Das mit der Routine ging leicht – ich habe mir immer vorstellt, dass zu meinem Leben in München gehört, dass ich morgens joggen gehe. Also bin ich umgezogen 😉

Yoga mache ich an den Tagen, an denen ich nicht jogge – auch morgens bei offenem Fenster, ganz früh und genieße die Morgenluft.

Wie es der Zufall so will, habe ich mich in einen Mann verliebt, der nicht nur mitten in der Natur wohnt, sondern dort auch mehr Zeit auf seinem Bike verbringt als in seiner Wohnung und im Büro zusammen. Ein Tag ohne mindestens 2 Bewegungseinheiten – undenkbar. Für mich hielt diess schon einige Komfortzonen-Erweiterungen bereit – und: es gefällt mir! 🙂 (meistens)

happy moment 34

Nun darfs noch etwas mehr sein: Die Leichtigkeit bestelle ich mir jetzt dazu!
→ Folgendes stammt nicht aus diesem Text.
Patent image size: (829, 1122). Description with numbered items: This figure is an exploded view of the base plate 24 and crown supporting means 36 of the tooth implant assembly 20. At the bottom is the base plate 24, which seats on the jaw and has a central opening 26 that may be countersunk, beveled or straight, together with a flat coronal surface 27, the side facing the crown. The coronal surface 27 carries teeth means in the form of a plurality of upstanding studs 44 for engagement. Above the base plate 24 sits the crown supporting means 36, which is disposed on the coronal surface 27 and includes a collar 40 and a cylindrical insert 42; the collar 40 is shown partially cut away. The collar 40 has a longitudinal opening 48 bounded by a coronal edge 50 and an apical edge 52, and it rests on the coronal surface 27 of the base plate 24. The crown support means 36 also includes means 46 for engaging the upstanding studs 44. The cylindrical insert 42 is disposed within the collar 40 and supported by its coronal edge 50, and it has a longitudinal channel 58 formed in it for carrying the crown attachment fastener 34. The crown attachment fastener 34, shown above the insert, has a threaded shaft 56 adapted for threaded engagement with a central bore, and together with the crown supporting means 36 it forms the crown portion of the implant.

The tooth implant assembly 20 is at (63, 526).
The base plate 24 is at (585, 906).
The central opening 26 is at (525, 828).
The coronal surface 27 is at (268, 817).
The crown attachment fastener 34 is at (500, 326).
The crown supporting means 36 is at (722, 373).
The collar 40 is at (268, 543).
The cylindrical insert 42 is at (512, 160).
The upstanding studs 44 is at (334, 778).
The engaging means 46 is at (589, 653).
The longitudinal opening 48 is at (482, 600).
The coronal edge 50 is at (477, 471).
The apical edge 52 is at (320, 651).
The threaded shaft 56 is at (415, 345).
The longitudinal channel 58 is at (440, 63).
Das Joggen und Radeln darf leichter gehen. Und wenn damit einhergeht, dass das Körpergefühl leichter wird, dann ist das fein. Und: es ist kein MUSS.

So habe ich mich heute angemeldet für meinen ersten 10km Lauf im Herbst im München! Ich habe ein wenig Respekt. Unter 60min soll das stattfinden. Ich freue mich wirklich darauf! Und werde bestimmt von Zeit zu Zeit hier vom Trainingsfortschritt berichten.

Sollte ich doch in die Fußstapfen meiner Eltern treten und Marathonläufer werden? Ach, nein. Soweit reicht die Liebe dann doch nicht.

Therapiert sind wir also – der Sport und ich – und bleiben uns treu! Ein Hoch auf die Liebe!

Wie ist das bei Dir? Wie viel bewegst Du Dich, wie viele und warum? Mich interessiert Dein Feedback! Gibt es einen Trick, den ich noch nicht kenne?

Wenn Dir der Artikel gefallen hat, leite ihn gerne weiter an Freunde und Bekannte!

Alles Liebe und mit sportlichen Grüßen,

Kirstin



Hat Dir der Artikel gefallen? Dann verpasse keinen mehr und melde Dich hier für die 14-tägigen Updates an "Bin dabei"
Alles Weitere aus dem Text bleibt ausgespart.